Methods: Male Wistar rats (n = 72) were subjected to a model of thromboembolic occlusion (TE) of the middle cerebral artery. Different groups (n = 12 each) treated by recombinant tissue-plasminogen activator (rt-PA) or/and G-CSF: group control (control), group early G-CSF (G-CSF 60 min after TE), group rt-PA (rt-PA 60 min after TE), group com (combination rt-PA/G-CSF), group delayed rt-PA (rt-PA after 180 min), group deco (G-CSF after 60 min, rt-PA after 180 min).
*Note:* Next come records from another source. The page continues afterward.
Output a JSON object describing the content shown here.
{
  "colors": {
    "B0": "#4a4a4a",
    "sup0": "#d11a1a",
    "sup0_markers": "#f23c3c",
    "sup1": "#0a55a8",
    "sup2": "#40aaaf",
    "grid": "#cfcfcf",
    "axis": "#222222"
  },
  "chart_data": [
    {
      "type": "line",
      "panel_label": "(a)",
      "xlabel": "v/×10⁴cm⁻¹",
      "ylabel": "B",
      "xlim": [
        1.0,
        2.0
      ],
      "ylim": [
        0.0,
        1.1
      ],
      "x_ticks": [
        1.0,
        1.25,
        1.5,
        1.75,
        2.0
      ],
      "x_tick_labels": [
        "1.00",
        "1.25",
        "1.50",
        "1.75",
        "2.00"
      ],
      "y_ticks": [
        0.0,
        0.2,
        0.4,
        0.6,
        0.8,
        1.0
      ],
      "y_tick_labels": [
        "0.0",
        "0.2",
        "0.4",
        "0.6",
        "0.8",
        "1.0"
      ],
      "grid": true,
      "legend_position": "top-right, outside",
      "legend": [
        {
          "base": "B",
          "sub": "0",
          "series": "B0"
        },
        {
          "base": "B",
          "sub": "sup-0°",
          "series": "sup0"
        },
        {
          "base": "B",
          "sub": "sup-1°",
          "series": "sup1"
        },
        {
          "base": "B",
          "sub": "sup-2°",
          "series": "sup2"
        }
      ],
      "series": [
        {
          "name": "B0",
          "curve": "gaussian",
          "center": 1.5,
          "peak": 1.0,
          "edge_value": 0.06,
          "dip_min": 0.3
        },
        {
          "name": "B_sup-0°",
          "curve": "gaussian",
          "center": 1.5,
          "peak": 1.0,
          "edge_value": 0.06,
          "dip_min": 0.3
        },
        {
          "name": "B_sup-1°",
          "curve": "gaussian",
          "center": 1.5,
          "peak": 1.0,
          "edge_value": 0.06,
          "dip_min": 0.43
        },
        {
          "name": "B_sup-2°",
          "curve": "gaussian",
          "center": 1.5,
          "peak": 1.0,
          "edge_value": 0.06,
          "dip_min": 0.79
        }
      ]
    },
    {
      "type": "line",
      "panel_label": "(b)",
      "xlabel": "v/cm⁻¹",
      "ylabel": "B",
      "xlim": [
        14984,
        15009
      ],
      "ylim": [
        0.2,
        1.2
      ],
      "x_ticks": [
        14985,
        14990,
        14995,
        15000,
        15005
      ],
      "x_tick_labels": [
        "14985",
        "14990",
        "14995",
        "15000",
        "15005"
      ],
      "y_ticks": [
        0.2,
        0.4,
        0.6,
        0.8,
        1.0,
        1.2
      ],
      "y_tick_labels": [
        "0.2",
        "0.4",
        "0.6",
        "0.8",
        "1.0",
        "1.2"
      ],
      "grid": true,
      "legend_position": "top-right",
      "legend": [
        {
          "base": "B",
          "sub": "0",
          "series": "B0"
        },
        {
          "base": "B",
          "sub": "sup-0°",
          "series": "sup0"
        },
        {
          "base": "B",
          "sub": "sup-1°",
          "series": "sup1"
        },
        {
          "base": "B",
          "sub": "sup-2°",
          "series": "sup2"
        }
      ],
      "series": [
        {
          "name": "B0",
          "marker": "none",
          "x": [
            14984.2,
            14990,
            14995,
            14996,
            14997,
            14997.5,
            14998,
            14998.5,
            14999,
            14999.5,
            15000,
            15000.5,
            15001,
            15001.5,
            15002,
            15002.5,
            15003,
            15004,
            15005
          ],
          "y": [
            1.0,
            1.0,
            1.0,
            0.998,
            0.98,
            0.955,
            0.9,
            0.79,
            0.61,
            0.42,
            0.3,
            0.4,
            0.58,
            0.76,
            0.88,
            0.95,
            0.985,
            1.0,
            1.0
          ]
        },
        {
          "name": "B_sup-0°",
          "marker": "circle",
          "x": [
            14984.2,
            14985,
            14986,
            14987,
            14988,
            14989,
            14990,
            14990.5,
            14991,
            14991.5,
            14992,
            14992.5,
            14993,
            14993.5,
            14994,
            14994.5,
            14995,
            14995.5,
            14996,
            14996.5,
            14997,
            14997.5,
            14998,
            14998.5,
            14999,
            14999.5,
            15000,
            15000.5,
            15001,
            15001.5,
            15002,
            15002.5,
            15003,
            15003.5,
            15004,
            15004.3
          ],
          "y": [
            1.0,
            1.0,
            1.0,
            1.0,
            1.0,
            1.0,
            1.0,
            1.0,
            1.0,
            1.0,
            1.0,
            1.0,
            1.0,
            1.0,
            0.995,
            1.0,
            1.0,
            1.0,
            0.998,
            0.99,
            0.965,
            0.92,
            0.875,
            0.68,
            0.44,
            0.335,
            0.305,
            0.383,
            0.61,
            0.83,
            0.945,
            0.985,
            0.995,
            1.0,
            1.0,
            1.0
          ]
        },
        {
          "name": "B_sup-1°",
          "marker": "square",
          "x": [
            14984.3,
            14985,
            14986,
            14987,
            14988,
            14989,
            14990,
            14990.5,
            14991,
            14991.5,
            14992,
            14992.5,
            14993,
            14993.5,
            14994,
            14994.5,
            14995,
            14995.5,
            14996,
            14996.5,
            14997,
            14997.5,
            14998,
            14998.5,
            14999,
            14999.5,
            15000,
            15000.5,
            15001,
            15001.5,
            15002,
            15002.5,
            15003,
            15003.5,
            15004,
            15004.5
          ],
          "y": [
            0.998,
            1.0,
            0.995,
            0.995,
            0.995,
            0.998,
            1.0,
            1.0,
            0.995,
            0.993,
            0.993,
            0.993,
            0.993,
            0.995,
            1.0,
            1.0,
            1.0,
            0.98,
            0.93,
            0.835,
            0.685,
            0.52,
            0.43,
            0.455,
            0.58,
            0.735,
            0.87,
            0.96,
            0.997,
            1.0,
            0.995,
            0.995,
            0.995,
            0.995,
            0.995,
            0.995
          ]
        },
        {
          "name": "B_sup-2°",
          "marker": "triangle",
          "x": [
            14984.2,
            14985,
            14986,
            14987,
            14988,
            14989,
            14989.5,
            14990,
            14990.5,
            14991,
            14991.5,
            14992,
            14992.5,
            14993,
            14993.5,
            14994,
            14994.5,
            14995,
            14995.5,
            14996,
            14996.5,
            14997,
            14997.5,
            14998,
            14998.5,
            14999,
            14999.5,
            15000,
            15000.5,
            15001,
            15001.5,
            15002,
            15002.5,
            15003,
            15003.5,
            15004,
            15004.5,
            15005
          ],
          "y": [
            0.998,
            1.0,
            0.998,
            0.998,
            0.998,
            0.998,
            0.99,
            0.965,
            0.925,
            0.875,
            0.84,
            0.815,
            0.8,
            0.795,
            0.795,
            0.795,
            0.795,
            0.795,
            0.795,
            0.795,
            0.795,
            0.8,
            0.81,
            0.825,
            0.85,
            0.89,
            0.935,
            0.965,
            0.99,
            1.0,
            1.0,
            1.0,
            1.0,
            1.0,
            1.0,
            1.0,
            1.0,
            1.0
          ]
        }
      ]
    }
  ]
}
Animals were investigated by magnetic resonance imaging (MRI) and silver infarct staining (SIS) 24 hours after TE.
Results: Early G-CSF or rt-PA reduced the infarct size compared to all groups (p < 0.05 to p < 0.01) with the exception of group com, (p = n.s.) as measured by T2, DWI, and SIS. Late administration of rt-PA lead to high mortality and larger infarcts compared to all other groups (p < 0.05 to p < 0.01). Pre-treatment by G-CSF (deco) reduced infarct site compared to delayed rt-PA treatment (p < 0.05). G-CSF did not significantly influence PWI when combined with rt-PA. All animals treated by rt-PA showed improved parameters in PWI indicating reperfusion.
Conclusions: G-CSF was neuroprotective when given early after TE. Early combination with rt-PA showed no additional benefit compared to rt-PA or G-CSF alone, but did not lead to side effects. Pretreatment by G-CSF was able to reduce deleterious effects of late rt-PA treatment.